Cirque co-founder Guy Laliberte says the company was looking for a special space in New York when they received a call from Madison Square Garden. "They said, 'We have one of the most beautiful and largest theatres in the world, why not create a show for Radio City Music Hall?'" he recalls.
So Laliberte and the Cirque team headed to Rockefeller Center. "It all started with meetings on the sidewalk. Once we went inside, and saw this place with such architecture, vast scale, and history, we knew we would have to be inspired," he says. "This is New York.

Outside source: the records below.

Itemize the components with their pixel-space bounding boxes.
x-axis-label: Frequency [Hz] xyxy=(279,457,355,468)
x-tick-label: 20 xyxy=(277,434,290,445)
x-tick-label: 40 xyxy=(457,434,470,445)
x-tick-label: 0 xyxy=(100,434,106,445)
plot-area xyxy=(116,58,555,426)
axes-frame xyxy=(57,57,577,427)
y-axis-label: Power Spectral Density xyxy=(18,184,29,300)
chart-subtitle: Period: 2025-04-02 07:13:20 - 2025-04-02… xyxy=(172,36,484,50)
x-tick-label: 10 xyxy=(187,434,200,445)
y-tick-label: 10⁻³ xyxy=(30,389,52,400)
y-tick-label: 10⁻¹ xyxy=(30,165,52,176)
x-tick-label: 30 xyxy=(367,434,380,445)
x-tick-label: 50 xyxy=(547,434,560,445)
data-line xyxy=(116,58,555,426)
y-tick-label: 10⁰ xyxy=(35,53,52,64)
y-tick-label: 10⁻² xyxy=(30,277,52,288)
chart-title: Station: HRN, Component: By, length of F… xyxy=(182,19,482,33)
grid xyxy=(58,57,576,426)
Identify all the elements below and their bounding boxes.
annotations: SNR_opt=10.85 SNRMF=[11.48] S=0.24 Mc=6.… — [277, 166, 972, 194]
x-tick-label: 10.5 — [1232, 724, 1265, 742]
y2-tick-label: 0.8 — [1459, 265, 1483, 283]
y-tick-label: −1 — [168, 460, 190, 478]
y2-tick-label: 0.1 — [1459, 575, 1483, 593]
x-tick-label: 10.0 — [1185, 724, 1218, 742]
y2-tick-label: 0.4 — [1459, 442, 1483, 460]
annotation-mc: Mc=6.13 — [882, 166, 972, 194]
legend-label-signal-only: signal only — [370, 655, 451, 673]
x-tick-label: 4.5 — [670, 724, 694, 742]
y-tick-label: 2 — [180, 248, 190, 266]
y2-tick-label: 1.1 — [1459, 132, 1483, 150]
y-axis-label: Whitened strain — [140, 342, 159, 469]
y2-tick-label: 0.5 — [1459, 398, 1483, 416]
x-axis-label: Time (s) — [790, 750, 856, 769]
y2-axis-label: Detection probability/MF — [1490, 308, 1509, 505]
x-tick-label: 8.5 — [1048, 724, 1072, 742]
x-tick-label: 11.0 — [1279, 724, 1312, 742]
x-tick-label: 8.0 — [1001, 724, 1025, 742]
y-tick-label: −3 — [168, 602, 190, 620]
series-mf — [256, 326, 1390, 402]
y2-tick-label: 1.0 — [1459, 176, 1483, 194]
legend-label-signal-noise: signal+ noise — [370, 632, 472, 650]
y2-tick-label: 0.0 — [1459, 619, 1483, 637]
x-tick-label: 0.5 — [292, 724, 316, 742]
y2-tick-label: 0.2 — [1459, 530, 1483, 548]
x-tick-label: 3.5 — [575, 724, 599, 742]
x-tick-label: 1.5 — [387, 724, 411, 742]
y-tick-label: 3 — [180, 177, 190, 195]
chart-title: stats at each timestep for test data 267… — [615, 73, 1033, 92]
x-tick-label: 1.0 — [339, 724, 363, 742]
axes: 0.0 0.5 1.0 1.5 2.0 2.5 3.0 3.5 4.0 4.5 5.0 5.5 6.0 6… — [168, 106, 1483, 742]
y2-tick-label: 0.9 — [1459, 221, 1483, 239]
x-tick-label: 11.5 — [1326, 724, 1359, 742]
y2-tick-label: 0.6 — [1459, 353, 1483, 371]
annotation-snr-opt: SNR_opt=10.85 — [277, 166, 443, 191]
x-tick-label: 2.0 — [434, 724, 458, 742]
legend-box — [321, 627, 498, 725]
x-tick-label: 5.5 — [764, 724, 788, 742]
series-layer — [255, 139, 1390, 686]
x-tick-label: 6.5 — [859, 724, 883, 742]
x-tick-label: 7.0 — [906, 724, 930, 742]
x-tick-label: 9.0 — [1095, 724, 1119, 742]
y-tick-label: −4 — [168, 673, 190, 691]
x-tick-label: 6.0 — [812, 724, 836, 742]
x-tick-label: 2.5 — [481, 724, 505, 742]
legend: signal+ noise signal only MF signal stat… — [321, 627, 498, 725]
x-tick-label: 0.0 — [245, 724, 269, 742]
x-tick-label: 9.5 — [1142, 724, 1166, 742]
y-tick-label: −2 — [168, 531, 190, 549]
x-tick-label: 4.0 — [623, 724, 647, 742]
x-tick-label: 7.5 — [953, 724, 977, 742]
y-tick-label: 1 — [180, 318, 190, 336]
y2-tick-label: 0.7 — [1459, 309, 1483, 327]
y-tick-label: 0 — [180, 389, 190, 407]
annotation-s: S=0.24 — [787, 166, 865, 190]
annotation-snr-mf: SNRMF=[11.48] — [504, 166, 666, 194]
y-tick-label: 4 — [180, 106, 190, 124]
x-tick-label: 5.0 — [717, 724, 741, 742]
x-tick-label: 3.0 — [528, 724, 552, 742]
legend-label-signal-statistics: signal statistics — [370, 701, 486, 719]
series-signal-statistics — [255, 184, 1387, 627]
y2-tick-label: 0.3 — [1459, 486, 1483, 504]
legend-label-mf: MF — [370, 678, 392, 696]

Nothing would do but the very best."
The piece, whose storyline centers on the phantasmagorical world of a lovelorn magician named Zark, will be brought to life via 75 incredibly agile artists and clowns hailing from 15 countries and a crew of 88. The title is said to be a fusion of the words "bizarre" and "arcane," referencing mystery and a secret domain.
To bring the new spectacle to life, Laliberté chose Cirque's veteran director of creation, Line Tremblay, and writer and director François Girard, both of whom spearheaded ZED, Cirque's dazzling resident stage production and permanent installation at Tokyo's Disneyland.
Of course, many of Cirque du Soleil's traditional performers will be on hand, such as the clowns who interact with audiences before the show. Meanwhile, spectators will be able to partake in a wide spectrum of acts, including exquisite sand painting by Erika Chen to tennis ball juggling by Maria Choodu, jaw-dropping triple somersaults on a variety of trapezes by a 12-person strong Russian troupe to Ray and Rudy Navas on the famous "Wheel of Death."
Scenically, the show will use a cameo-size video screen and also take full advantage of the Hall's "flying" 90' X 40' LED screen. As usual, music will play a prominent role in the show. Girard describes the score by Nick Littlemore as "an acrobatic rock opera."
"What is Zarkana?" says Laliberte. "In my own simple terms, I'd describe it as circus on steroids."